Genomic research targets study of genomes of different species. It studies roles assumed by multiple genetic factors and the way they interact with surrounding environment under different conditions. A study of Homo sapiens involves searching through approximately 3 billion base pairs of DNA, containing protein coding genes, RNA genes, cis-regulatory elements, long range regulatory elements and transposable elements. Where this field intersects deep learning has far reaching impact in medicine, pharmacy, agriculture etc. Deep learning can be very useful in exploring gene expression, including its prediction, in regulatory genomics (i.e. finding promoters and enhancers), splicing, transcription factors and RNA-binding proteins, mutations/ polymorphisms and genetic variants among others. The field is nascent though. The predictive performances in most problems have not reached the expectation for real-world applications; neither the interpretations of these abstract models seem to elucidate insightful knowledge.

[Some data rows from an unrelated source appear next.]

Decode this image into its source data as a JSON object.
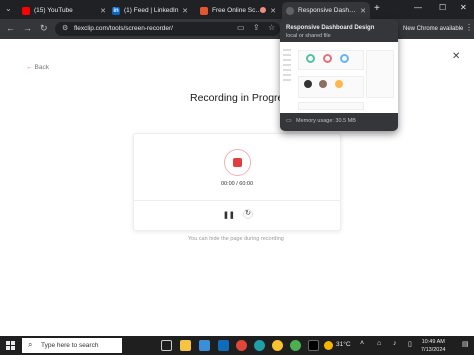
{
  "browser": {
    "tabs": [
      {
        "label": "(15) YouTube",
        "icon": "youtube-icon",
        "color": "#ff0000"
      },
      {
        "label": "(1) Feed | LinkedIn",
        "icon": "linkedin-icon",
        "color": "#0a66c2"
      },
      {
        "label": "Free Online Scree",
        "icon": "flexclip-icon",
        "color": "#e4572e"
      },
      {
        "label": "Responsive Dashboa",
        "icon": "file-icon",
        "color": "#5f6368"
      }
    ],
    "new_tab": "+",
    "url": "flexclip.com/tools/screen-recorder/",
    "new_chrome_label": "New Chrome available",
    "tab_preview": {
      "title": "Responsive Dashboard Design",
      "subtitle": "local or shared file",
      "memory": "Memory usage: 30.5 MB"
    }
  },
  "page": {
    "back_label": "Back",
    "title": "Recording in Progress",
    "timer": "00:00 / 60:00",
    "hint": "You can hide the page during recording",
    "accent": "#e43c3c"
  },
  "taskbar": {
    "search_placeholder": "Type here to search",
    "weather": "31°C",
    "time": "10:49 AM",
    "date": "7/13/2024"
  }
}
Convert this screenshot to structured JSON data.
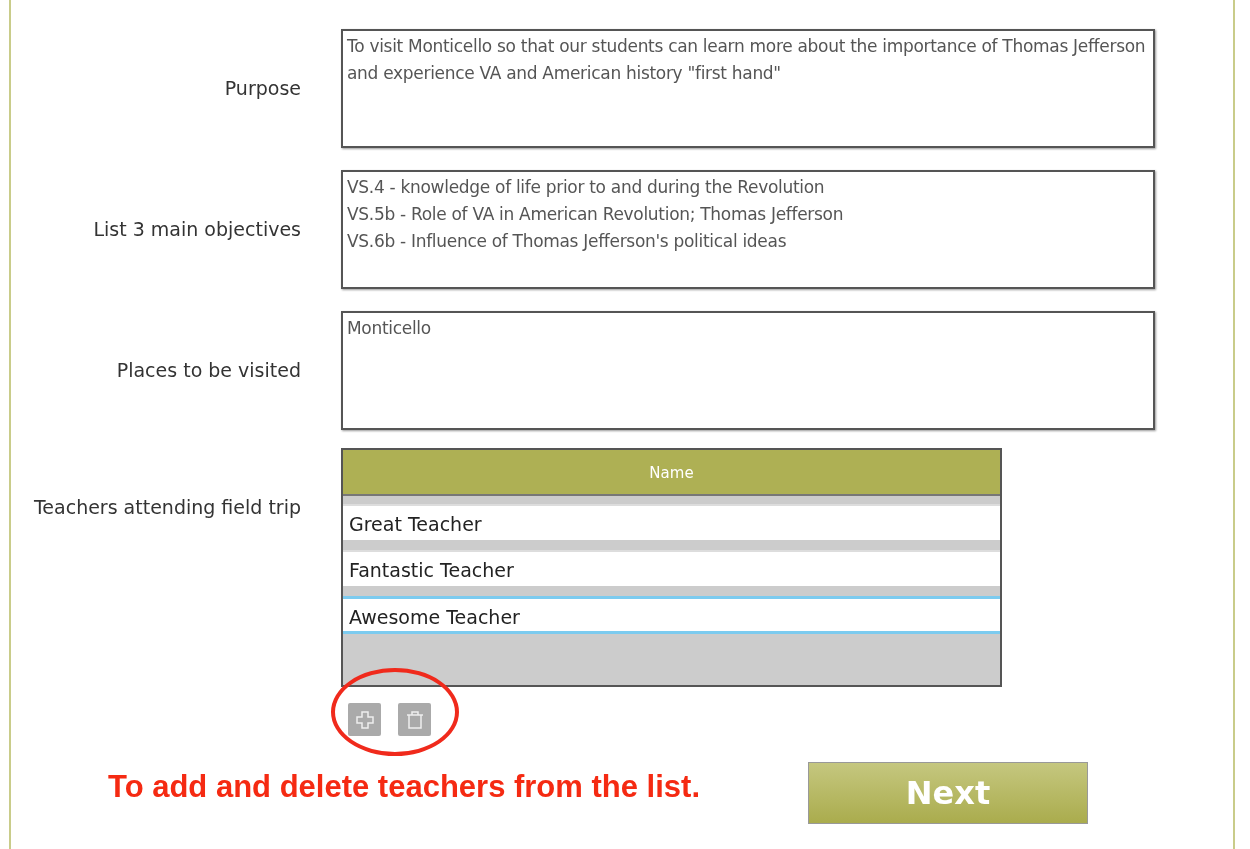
{
  "fields": [
    {
      "label": "Purpose",
      "value": "To visit Monticello so that our students can learn more about the importance of Thomas Jefferson and experience VA and American history \"first hand\""
    },
    {
      "label": "List 3 main objectives",
      "value": "VS.4 - knowledge of life prior to and during the Revolution\nVS.5b - Role of VA in American Revolution; Thomas Jefferson\nVS.6b - Influence of Thomas Jefferson's political ideas"
    },
    {
      "label": "Places to be visited",
      "value": "Monticello"
    }
  ],
  "teachers": {
    "label": "Teachers attending field trip",
    "column": "Name",
    "rows": [
      {
        "name": "Great Teacher",
        "selected": false
      },
      {
        "name": "Fantastic Teacher",
        "selected": false
      },
      {
        "name": "Awesome Teacher",
        "selected": true
      }
    ]
  },
  "annotation": "To add and delete teachers from the list.",
  "next_button": "Next"
}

As the “neural” part in Artificial Neural Network (ANN) suggests, the ANNs are brain-inspired systems which are intended to replicate the way that we humans learn. Neural networks consist of input and output layers, as well as (in most cases) a hidden layer(s) consisting of units that transform the input into something that the output layer can use. Deep learning tools, inspired by real neural networks hence, are those algorithms that use a cascade of multiple layers neurons each serving a specific task. Each successive layer uses the output from the previous layer as input. While at the outset, I did say that there is nothing ‘deep’ about deep learning, technically one can say that just how deep a network is depends on the number of hidden layers deployed. The more the layers, the deeper is the network. They are excellent tools for finding patterns which are far too complex or numerous for a human programmer to extract and teach the machine to recognize. While neural networks existed since 1940s as perceptrons, they have become a serious tool for use only after 80s due to a technique called backpropagation, which allows networks to adjust their hidden layers of neurons in situations where outcome does match the expected. There are many types of neural networks. The most basic type is the feedforward type, the more popular is recurrent type and then there are convolutional neural networks, Boltzmann machines, Hopfield networks amongst others. Picking the right network depends on the data one has to train it with and the specific application in mind.

Hopefully, some day, we would be able to place all jigsaw pieces of the puzzle together. We would then be able to not only get good results, but have information bottleneck or any other tool explain why it should work anyways. And hopefully, that substantial, deep learning could pave way to provide deeper insights (no pun intended) on just how the brain works.